The problem with making it one server with 100 modules is doing that in a language agnostic way, and MCP solves that with the stdio option. You can make "one server with 100 modules" if you want, just those modules would themselves be MCP servers talking over stdio.
> The problem with making it one server with 100 modules is doing that in a language agnostic way
I agree with this. For my particular use-case, I'm completely into Elixir, so, for backend work, it doesn't provide much benefit for me.
> it can be absolutely tiny
Yes, but at the end of the day, it's still a server. Its size is immaterial - you still need to deal with the issues of maintaining a server - patching security vulnerabilities and making sure you don't get hacked and don't expose anything publicly you're not supposed to. It requires routine maintenance just like a real server. Mulitply that with 100, if you have 100 MCP "servers". It's just not a scalable model.
In a monolith with 100 modules, you just do all the security patching for ONE server.
You will still have the issues of maintaining and patching your modules as well.

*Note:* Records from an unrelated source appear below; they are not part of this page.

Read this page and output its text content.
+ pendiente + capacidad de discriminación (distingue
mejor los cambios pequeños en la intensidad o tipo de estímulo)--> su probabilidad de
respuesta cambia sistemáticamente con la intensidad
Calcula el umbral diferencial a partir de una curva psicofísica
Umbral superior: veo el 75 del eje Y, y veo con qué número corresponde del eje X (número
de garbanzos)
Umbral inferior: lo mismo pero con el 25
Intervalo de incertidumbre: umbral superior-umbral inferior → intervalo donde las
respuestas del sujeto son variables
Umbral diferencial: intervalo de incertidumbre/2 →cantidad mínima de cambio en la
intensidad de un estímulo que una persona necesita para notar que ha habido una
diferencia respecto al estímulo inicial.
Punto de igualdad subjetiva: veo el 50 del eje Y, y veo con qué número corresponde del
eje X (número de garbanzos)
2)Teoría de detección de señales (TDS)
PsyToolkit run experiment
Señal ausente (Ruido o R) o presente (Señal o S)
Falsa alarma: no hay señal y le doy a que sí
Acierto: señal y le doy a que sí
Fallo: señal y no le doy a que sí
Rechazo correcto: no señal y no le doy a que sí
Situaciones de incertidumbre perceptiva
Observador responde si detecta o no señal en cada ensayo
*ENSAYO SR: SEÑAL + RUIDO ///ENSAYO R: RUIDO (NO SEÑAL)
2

I think you have an overcomplicated idea of what a "server" means here. For MCP that does not mean it needs to speak HTTP. It can be just a binary that reads from stdin and writes to stdout.
>I think you have an overcomplicated idea of what a "server"
That's actually true, because I'm always thinking from a cloud deployment perspective (which is my use case). What kind of architecture do you run this on, at scale on the cloud? You have very limited options if your monolith is on a serverless and is CPU/memory bound, too. So, that's where I was coming from.
You'd run it on any architecture that can spawn a process and attach to stdin/stdout.
The overhead of spawning a process is not the problem. The overhead if your runtime is huge and/or slow to start could be, in which case you simply wouldn't run it on a serverless system - which is ludicrously expensive at scale anyway (my dayjob is running a consultancy where the big money-earner is helping people cut their cloud costs, and moving them off serverless systems that are entirely wrong for them is often one of the big savings; it's cheap for tiny systems, but even then often the hassle isn't worth it)
.. what's the security patching you have to do for reading / writing on stdio on your local machine?
Hehe.
> each API can be just it's own module
That implies a language lock-in, which is undesirable.
It is only undesirable if you are to expose your APIs for others to use via a consumer facing client. As a backend developer, I'm writing a backend for my app to consume, not for consumers (like MCP is designed for). So, this is better for me since I'm a 100% Elixir shop anyway.